Stabilization of emulsions by high-amylose-based 3D nanosystem

Abstract

High-amylose maize starch (HAS) was used to produce a fibrous 3D network nanosystem aiming at providing an efficient and stable emulsion stabilizer characterized by being robust against storage, freeze-thawing, high temperatures and mechanical shearing. This approach is principally different from the usually applied stabilization systems based on surfactants or small solid particles. Here, we utilized a sodium hydroxide-based low-temperature, chemical gelatinization protocol to minimize molecular degradation, and ethanol nanoprecipitation to reassociate the polysaccharides nanoparticles (NPs) to form a 3D nanosystem. Octenyl succinic anhydride (OSA) substitution was used for modulation of the amphiphilic properties of the nanosystem to enhance the emulsfying capacity. With increased OSA substitution, light transmittance of the NPs solutions increased and the size distribution of the NPs decreased down to 100 nm. The obtained emulsions were characterized by being water in oil (W/O) systems, and the NPs were distributed in the oil phase. OSA substitution and NPs concentration contributed combinedly to the emulsification capacity. The nanosystem, at 5% concentration with 20% OSA modification, had droplets of approximately 1 μm in diameter, and could withstand a 60-day-long storage, five-cycle freeze-thaw and thermal stability tests.

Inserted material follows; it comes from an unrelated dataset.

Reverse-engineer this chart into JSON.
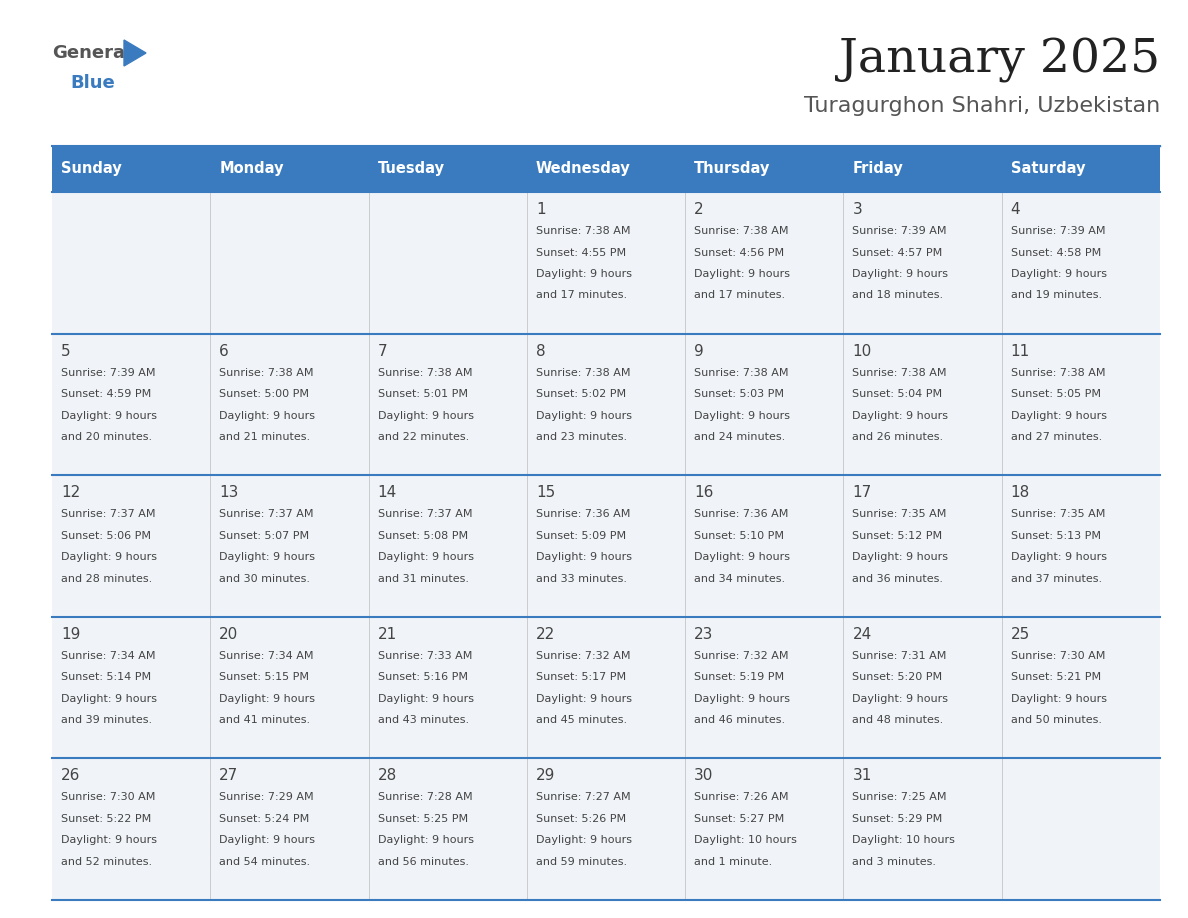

In addition, it also displayed higher mechanical stabilities to shear-thinning. • High amylose maize starch-based 3D network was processed by a simple method. • Such nanosystems can stabilize the emulsions with high performance. • The emulsions were resistant to storage, freeze-thaw, heat, and mechanical shear. • The emulsion droplets were restricted in the range from 1 to a few μm.